Fleuriot de Langle’s naval career spanned decades and was marked by a variety of notable accomplishments. In 1830, he participated in the expedition to Algiers aboard the Duquesne, and later that same year, he was part of the campaign in the Antilles. He also played a role in the blockade of Antwerp in 1833 while serving on the Flore. His exploratory spirit was evident in his service aboard the Recherche during campaigns to Spitzbergen and Norway. By 1840, he had earned his first command aboard the Malouine, attached to the Naval Division of the West African coast. During this mission, he honed his skills as a diplomat and negotiator, forging treaties with local populations as a Government Commissioner. In 1845, his diplomatic acumen earned him a role alongside M. de Broglie in England, where they successfully negotiated the removal of Britain’s right to inspect French ships. His career continued with a series of impactful assignments. Returning to West Africa aboard the Caraïbe, he led campaigns in the southern seas. In 1848, he commanded the Poursuivante, followed by the Génie and the Andromède, which he took to La Plata. He played an instrumental role in the Crimean War from 1854 to 1856, serving on the Turenne, during which he transported 6,000 troops to the frontlines. His leadership during these pivotal conflicts demonstrated both his military and logistical expertise.
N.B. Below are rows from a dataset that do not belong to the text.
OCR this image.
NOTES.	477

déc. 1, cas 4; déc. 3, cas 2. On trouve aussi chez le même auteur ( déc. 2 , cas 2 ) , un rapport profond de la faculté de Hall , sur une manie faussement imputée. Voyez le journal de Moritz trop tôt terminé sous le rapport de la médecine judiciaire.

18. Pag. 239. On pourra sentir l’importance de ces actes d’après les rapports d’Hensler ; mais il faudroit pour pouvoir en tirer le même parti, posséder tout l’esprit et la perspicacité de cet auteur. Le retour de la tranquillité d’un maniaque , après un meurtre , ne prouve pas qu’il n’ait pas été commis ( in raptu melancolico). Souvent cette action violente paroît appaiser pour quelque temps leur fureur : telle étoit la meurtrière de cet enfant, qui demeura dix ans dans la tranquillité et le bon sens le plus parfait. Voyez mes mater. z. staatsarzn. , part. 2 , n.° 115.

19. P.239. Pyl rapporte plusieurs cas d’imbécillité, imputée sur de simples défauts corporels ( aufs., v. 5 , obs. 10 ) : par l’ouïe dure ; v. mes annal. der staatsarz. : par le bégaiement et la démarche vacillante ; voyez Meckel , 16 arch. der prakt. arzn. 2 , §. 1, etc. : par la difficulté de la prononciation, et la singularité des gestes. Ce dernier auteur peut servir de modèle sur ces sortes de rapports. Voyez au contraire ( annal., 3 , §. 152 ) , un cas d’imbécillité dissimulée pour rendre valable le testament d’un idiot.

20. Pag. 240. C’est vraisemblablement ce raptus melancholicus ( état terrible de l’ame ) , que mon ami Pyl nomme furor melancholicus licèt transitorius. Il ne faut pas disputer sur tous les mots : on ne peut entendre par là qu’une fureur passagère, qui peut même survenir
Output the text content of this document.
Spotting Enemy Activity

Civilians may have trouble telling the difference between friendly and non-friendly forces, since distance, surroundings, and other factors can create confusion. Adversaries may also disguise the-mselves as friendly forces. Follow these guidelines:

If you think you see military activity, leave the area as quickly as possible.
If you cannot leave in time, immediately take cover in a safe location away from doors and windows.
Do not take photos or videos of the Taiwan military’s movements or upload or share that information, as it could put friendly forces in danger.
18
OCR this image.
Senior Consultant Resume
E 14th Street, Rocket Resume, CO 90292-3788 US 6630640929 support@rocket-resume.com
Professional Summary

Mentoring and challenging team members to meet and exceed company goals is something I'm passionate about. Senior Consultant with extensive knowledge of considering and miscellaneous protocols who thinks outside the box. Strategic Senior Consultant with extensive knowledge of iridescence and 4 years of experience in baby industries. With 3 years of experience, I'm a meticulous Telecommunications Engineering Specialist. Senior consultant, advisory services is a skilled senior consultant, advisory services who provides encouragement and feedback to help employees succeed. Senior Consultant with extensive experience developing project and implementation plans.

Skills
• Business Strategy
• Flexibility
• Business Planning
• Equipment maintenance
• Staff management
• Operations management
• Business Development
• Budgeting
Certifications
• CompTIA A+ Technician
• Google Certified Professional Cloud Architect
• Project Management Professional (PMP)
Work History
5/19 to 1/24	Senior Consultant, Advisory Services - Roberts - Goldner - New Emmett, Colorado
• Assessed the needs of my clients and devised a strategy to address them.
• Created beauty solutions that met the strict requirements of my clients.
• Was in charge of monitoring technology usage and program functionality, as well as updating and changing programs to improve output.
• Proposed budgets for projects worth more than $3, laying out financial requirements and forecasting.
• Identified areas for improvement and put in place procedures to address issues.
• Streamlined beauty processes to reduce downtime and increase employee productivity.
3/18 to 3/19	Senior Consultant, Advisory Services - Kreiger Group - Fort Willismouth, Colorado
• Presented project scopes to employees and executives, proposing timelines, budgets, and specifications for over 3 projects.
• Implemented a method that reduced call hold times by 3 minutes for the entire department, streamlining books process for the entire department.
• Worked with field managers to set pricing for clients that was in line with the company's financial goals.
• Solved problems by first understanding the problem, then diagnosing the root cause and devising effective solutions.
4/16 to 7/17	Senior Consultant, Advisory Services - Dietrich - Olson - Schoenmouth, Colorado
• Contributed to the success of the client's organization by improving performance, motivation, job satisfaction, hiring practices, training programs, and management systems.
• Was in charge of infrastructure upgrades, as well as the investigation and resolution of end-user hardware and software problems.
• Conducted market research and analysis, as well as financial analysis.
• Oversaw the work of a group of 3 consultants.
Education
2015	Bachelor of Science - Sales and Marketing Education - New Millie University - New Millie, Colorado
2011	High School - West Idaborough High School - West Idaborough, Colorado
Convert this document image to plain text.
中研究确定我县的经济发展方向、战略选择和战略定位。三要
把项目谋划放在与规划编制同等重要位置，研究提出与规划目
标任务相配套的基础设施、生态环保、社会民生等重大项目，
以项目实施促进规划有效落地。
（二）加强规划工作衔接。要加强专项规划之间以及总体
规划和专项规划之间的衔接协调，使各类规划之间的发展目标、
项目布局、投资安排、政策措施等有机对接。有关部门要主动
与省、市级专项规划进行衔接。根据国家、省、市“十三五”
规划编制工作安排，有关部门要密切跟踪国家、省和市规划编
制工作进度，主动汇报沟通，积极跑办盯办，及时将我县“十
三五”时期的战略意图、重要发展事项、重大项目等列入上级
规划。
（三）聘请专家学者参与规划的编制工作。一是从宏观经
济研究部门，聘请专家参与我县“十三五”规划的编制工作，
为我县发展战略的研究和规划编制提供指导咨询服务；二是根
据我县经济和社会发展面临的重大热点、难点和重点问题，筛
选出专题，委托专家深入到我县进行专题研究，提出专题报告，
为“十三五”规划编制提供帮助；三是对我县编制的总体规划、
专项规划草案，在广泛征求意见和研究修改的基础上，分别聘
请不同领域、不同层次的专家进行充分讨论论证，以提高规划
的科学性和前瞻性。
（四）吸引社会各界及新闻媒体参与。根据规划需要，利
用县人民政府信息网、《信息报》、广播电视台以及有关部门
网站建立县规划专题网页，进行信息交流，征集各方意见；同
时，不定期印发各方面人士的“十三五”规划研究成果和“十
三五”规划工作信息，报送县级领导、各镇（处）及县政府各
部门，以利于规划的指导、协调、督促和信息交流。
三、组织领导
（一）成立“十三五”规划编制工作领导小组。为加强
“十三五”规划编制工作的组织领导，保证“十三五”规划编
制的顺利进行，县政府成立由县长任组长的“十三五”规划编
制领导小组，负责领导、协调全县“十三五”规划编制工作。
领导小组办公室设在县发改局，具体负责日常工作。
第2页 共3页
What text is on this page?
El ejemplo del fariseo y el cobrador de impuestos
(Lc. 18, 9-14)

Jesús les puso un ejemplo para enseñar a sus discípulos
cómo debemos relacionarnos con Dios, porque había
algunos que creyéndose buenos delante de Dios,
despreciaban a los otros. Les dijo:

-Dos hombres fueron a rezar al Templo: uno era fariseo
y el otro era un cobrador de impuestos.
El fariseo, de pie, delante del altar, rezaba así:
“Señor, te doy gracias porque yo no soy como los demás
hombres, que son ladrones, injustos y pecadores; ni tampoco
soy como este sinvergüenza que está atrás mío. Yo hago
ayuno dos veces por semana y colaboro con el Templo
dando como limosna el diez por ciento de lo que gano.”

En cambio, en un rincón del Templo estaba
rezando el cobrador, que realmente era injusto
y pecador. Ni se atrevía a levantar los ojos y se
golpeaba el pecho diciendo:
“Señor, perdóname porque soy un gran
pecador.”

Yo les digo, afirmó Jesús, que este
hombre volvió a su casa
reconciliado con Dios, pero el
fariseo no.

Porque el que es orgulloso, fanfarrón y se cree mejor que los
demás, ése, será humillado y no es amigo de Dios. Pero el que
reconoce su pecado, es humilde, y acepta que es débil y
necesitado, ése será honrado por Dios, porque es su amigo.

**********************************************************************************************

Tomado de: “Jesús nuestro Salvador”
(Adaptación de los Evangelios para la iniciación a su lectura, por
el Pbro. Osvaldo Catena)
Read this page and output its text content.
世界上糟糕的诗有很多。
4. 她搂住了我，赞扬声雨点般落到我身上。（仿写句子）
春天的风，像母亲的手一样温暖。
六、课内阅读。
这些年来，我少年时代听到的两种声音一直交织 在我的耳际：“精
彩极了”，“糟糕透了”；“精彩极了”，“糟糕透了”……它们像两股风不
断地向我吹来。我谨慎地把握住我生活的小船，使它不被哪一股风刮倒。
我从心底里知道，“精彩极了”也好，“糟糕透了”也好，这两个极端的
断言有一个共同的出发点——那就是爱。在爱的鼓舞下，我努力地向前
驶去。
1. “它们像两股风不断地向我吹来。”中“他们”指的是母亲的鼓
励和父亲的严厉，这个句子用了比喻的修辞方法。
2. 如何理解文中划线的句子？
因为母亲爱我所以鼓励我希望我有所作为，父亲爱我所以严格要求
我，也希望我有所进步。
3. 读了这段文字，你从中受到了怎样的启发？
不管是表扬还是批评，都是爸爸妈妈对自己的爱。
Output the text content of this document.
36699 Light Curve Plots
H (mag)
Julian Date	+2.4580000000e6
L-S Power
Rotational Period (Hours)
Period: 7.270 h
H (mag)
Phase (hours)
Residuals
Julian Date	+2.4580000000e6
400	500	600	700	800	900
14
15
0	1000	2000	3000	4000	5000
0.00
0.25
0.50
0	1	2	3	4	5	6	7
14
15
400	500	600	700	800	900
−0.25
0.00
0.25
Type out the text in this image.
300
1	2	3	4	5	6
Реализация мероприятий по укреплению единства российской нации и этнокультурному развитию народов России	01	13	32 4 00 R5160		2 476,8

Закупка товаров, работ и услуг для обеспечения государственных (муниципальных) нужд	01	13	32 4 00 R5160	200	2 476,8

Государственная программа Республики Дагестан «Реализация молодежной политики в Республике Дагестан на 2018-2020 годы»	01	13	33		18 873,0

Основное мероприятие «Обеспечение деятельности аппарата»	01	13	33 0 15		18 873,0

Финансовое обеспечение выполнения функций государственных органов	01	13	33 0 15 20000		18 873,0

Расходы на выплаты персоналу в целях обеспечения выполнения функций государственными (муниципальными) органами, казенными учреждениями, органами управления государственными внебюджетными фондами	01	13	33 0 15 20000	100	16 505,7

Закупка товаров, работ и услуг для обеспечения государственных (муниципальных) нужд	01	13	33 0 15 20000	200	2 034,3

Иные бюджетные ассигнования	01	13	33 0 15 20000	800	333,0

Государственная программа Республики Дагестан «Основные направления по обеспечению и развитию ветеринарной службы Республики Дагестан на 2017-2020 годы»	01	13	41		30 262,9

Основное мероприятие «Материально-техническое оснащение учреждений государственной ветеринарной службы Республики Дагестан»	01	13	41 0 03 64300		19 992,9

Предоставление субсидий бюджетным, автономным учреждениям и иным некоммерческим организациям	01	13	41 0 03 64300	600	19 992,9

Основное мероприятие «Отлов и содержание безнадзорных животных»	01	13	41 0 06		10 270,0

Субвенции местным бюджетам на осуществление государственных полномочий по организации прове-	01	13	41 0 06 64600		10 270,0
De Langle’s most significant role came as Commander of the Naval Station for the East African Coasts. His responsibilities were vast, encompassing the surveillance of Indian Ocean maritime routes, protecting French political and economic interests, ensuring the safety of merchant ships, and overseeing the recruitment of workers. His assignments brought him to regions such as Madagascar, Mascate, and Zanzibar. He was particularly involved in Zanzibar during the investigation into the death of Lambert, an episode that highlighted the complexity of his duties and the extended nature of his missions. He married Suzanne Armande de La Monneraye, grandniece of Pierre Bruno Jean de La Monneraye, on 29 June 1836 in Morlaix, a first cousin once removed. Their son, Émile Fleuriot de Langle (1837–1881), assistant to the explorer Joseph Lambert in Madagascar, had with the Djoumbé (sultana) Fatima of Mohéli, a daughter, Salima, the last queen of Mohéli (1874–1964), who was deposed by the French government and exiled to France in 1909.